Yoon a refusé de coopérer avec l’enquête après avoir subi plus de 10 heures d’interrogatoire mercredi, faisant du premier président actif détenu dans le pays.
el a demandé au tribunal de district ouest de Séoul d’approuver un mandat d’arrêt pour Yoon accusé de mener des rebelles, des crimes passibles de mort ou de la prison à perpétuité, rapportant le Korea Times du 17 janvier.
était le même tribunal qui avait précédemment publié une ordonnance pour arrêter Yoon à la demande de l’organe d’enquête sur la corruption.
prononcé par un approbation, les enquêteurs auront 20 jours pour le détenir, où ils formuleront les accusations contre lui.
CIO, qui a dirigé l’enquête avec la police et le ministère de la Défense, a accusé Yoon d’avoir commis au moins deux crimes graves - une rébellion et une mauvaise utilisation de pouvoir - en faisant ratifier et en appliquant une ordonnance d’urgence militaire.
Yoon a fait valoir que le CIO n’avait pas le pouvoir juridique d’enquêter sur les allégations d’insurrection. Ils ont cité une loi qui nomme explicitement la police comme la seule autorité à traiter la question. Sur cette base, ils ont affirmé que l’ordonnance d’arrêt de Yoon demandée par le CIO était handicapée dès le début.

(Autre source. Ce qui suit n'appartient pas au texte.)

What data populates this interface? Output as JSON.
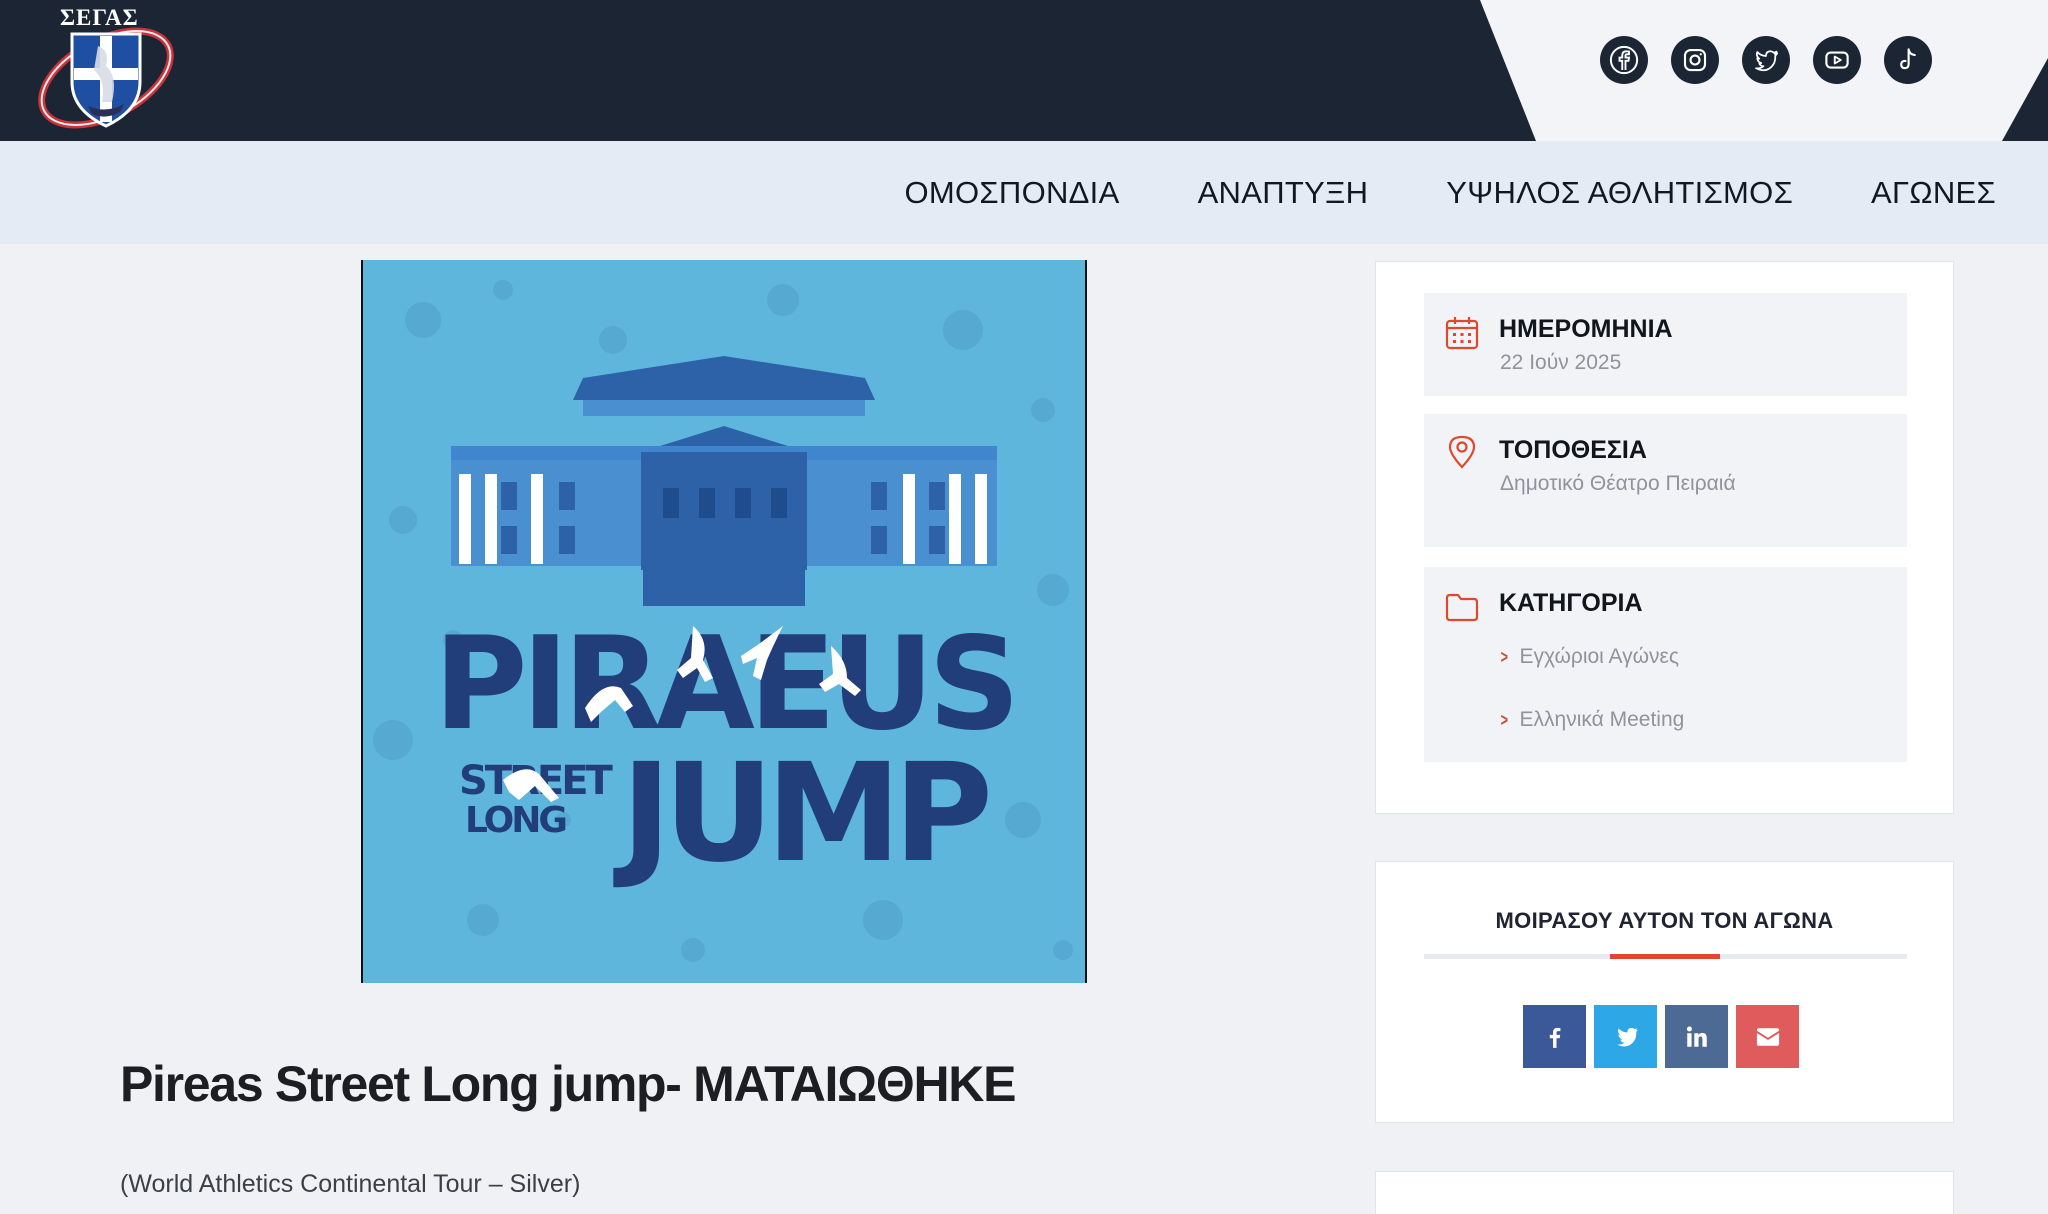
{
  "header": {
    "logo_text": "ΣΕΓΑΣ",
    "social": [
      {
        "icon": "facebook-icon"
      },
      {
        "icon": "instagram-icon"
      },
      {
        "icon": "twitter-icon"
      },
      {
        "icon": "youtube-icon"
      },
      {
        "icon": "tiktok-icon"
      }
    ]
  },
  "nav": {
    "items": [
      "ΟΜΟΣΠΟΝΔΙΑ",
      "ΑΝΑΠΤΥΞΗ",
      "ΥΨΗΛΟΣ ΑΘΛΗΤΙΣΜΟΣ",
      "ΑΓΩΝΕΣ"
    ]
  },
  "hero": {
    "word1": "PIRAEUS",
    "word2": "JUMP",
    "small1": "STREET",
    "small2": "LONG"
  },
  "event": {
    "title": "Pireas Street Long jump- ΜΑΤΑΙΩΘΗΚΕ",
    "subtitle": "(World Athletics Continental Tour – Silver)"
  },
  "sidebar": {
    "date_label": "ΗΜΕΡΟΜΗΝΙΑ",
    "date_value": "22 Ιούν 2025",
    "location_label": "ΤΟΠΟΘΕΣΙΑ",
    "location_value": "Δημοτικό Θέατρο Πειραιά",
    "category_label": "ΚΑΤΗΓΟΡΙΑ",
    "categories": [
      "Εγχώριοι Αγώνες",
      "Ελληνικά Meeting"
    ]
  },
  "share": {
    "title": "ΜΟΙΡΑΣΟΥ ΑΥΤΟΝ ΤΟΝ ΑΓΩΝΑ",
    "buttons": [
      {
        "icon": "facebook-icon",
        "color": "#3b5998"
      },
      {
        "icon": "twitter-icon",
        "color": "#2ea7e6"
      },
      {
        "icon": "linkedin-icon",
        "color": "#4c6a94"
      },
      {
        "icon": "email-icon",
        "color": "#e05c5c"
      }
    ]
  },
  "colors": {
    "header_bg": "#1b2534",
    "nav_bg": "#e5ebf4",
    "accent": "#e0472f",
    "hero_bg": "#5fb6dd",
    "hero_text": "#213d7a"
  }
}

Toutefois, la CIO a défendu sa juridiction d’enquête, affirmant que l’insurrection pourrait être un « crime lié » à l’abus de pouvoir, une allégation claire entre sa juridiction.
Juge So Joon-sous du tribunal de district central de Séoul a décidé de soutenir le CIO, affirmant qu’il n’y avait eu aucune violation de la loi pendant le processus juridique de l’institution pour obtenir un mandat d’arrêt présidentiel.

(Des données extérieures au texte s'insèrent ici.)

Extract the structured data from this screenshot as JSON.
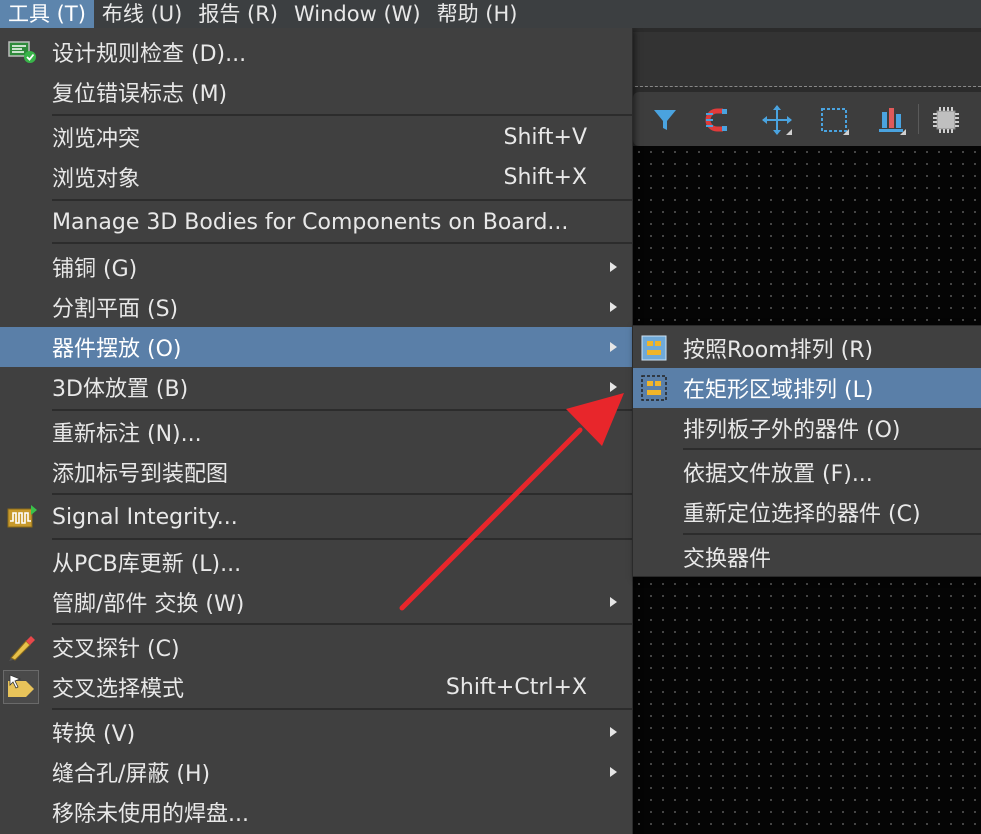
{
  "menubar": {
    "items": [
      "工具 (T)",
      "布线 (U)",
      "报告 (R)",
      "Window (W)",
      "帮助 (H)"
    ]
  },
  "tools_menu": {
    "items": [
      {
        "label": "设计规则检查 (D)...",
        "shortcut": "",
        "icon": "drc-check-icon"
      },
      {
        "label": "复位错误标志 (M)",
        "shortcut": ""
      },
      {
        "label": "浏览冲突",
        "shortcut": "Shift+V"
      },
      {
        "label": "浏览对象",
        "shortcut": "Shift+X"
      },
      {
        "label": "Manage 3D Bodies for Components on Board...",
        "shortcut": ""
      },
      {
        "label": "铺铜 (G)",
        "submenu": true
      },
      {
        "label": "分割平面 (S)",
        "submenu": true
      },
      {
        "label": "器件摆放 (O)",
        "submenu": true,
        "highlighted": true
      },
      {
        "label": "3D体放置 (B)",
        "submenu": true
      },
      {
        "label": "重新标注 (N)...",
        "shortcut": ""
      },
      {
        "label": "添加标号到装配图",
        "shortcut": ""
      },
      {
        "label": "Signal Integrity...",
        "icon": "signal-integrity-icon"
      },
      {
        "label": "从PCB库更新 (L)...",
        "shortcut": ""
      },
      {
        "label": "管脚/部件 交换 (W)",
        "submenu": true
      },
      {
        "label": "交叉探针 (C)",
        "icon": "cross-probe-icon"
      },
      {
        "label": "交叉选择模式",
        "shortcut": "Shift+Ctrl+X",
        "icon": "cross-select-icon"
      },
      {
        "label": "转换 (V)",
        "submenu": true
      },
      {
        "label": "缝合孔/屏蔽 (H)",
        "submenu": true
      },
      {
        "label": "移除未使用的焊盘...",
        "shortcut": ""
      }
    ]
  },
  "placement_submenu": {
    "items": [
      {
        "label": "按照Room排列 (R)",
        "icon": "arrange-room-icon"
      },
      {
        "label": "在矩形区域排列 (L)",
        "icon": "arrange-rectangle-icon",
        "highlighted": true
      },
      {
        "label": "排列板子外的器件 (O)"
      },
      {
        "label": "依据文件放置 (F)..."
      },
      {
        "label": "重新定位选择的器件 (C)"
      },
      {
        "label": "交换器件"
      }
    ]
  },
  "toolbar": {
    "icons": [
      "filter-icon",
      "route-magnet-icon",
      "move-icon",
      "select-rect-icon",
      "align-icon",
      "component-icon"
    ]
  },
  "annotation": {
    "color": "#e8262b",
    "shape": "arrow"
  }
}
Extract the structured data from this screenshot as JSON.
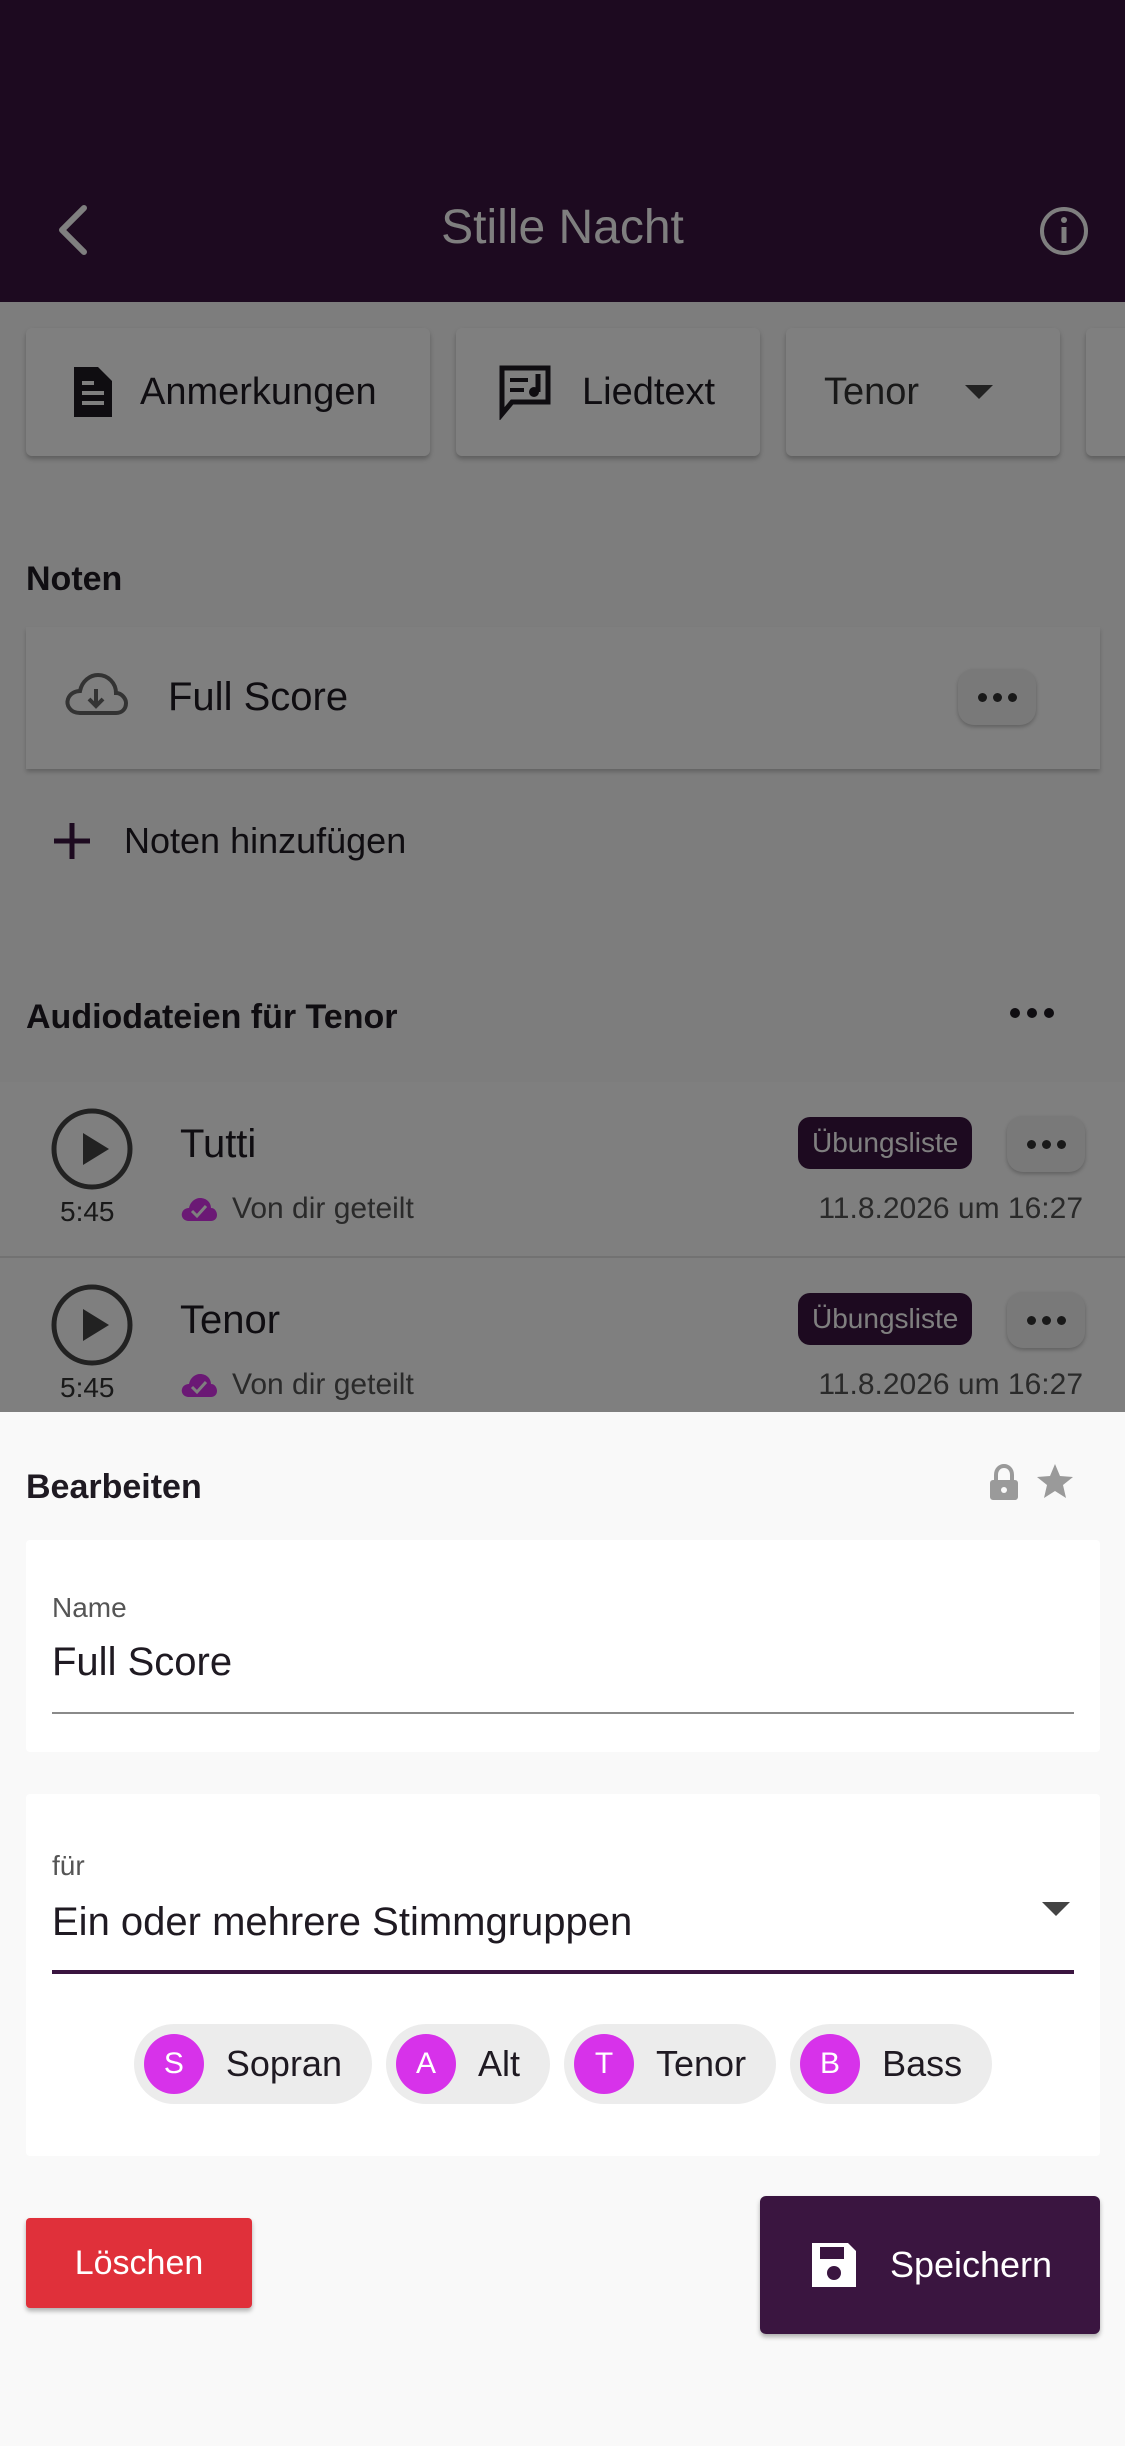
{
  "header": {
    "title": "Stille Nacht",
    "back_icon": "back-chevron-icon",
    "info_icon": "info-icon"
  },
  "toolbar": {
    "notes_label": "Anmerkungen",
    "lyrics_label": "Liedtext",
    "voice_select": "Tenor"
  },
  "scores": {
    "heading": "Noten",
    "items": [
      {
        "name": "Full Score"
      }
    ],
    "add_label": "Noten hinzufügen"
  },
  "audio": {
    "heading": "Audiodateien für Tenor",
    "items": [
      {
        "name": "Tutti",
        "duration": "5:45",
        "shared": "Von dir geteilt",
        "badge": "Übungsliste",
        "date": "11.8.2026 um 16:27"
      },
      {
        "name": "Tenor",
        "duration": "5:45",
        "shared": "Von dir geteilt",
        "badge": "Übungsliste",
        "date": "11.8.2026 um 16:27"
      }
    ]
  },
  "sheet": {
    "title": "Bearbeiten",
    "name_label": "Name",
    "name_value": "Full Score",
    "for_label": "für",
    "for_value": "Ein oder mehrere Stimmgruppen",
    "voices": [
      {
        "initial": "S",
        "label": "Sopran"
      },
      {
        "initial": "A",
        "label": "Alt"
      },
      {
        "initial": "T",
        "label": "Tenor"
      },
      {
        "initial": "B",
        "label": "Bass"
      }
    ],
    "delete_label": "Löschen",
    "save_label": "Speichern"
  },
  "colors": {
    "primary": "#3a1540",
    "accent": "#d732ea",
    "danger": "#e0303a"
  }
}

Yoon a été largement silencieux, selon les enquêteurs. Cependant, les procureurs auraient obtenu plus de 1 400 pages de documents d’enquête, qui comprenaient les pieds présumés de la rébellion de Yoon, y compris le chef d’état-major de l’armée, le général Park An-su et le chef du commandement contre la défense, Yeo In-hyung, disant ce qui aurait été ordonné par le commandant supérieur de faire pour mettre en œuvre une urgence militaire.

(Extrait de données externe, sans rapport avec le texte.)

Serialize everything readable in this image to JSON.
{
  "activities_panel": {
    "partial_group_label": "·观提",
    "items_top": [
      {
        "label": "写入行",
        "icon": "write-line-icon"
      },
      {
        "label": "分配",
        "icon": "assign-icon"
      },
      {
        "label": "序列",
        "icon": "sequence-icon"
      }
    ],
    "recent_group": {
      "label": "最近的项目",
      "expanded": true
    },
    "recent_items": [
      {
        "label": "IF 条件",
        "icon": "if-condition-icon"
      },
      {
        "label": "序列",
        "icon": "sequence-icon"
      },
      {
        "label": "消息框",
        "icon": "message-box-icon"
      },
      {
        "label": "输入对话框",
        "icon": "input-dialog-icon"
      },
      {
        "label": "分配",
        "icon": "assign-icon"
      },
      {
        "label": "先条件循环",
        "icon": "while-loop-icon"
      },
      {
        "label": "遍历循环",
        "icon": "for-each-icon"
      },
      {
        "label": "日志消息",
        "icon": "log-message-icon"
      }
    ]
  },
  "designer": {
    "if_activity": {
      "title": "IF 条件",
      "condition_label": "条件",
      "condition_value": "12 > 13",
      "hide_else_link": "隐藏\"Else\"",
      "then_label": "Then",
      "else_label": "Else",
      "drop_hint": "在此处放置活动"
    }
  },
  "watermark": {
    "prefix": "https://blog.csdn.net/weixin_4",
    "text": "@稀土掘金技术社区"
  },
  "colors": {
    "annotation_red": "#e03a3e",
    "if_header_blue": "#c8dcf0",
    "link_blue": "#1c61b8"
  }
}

, ce qui est écrit dans le document et le refus de Yoon de coopérer avec les efforts d’enquête, sont susceptibles d’être des facteurs de la décision judiciaire sur la question de savoir si le président doit être officiellement arrêté.
on le sait, l’article 70 du Code pénal dispose qu’un mandat d’arrêt peut être émis au suspect si la personne n’a « pas de résidence permanente » ou s’il y a une raison raisonnable de scepter, la personne « peut enlever des preuves » ou « s’enfuir ».
Toutefois, d’autres facteurs, tels que son statut de président en tant qu’actuel, peuvent également affecter la décision.
parce que seuls les procureurs peuvent porter plainte contre le président actuel, la CIO prévoit de passer 10 jours supplémentaires à soutenir son affaire avant de la remettre au procureur, comme convenu par les deux institutions précédentes.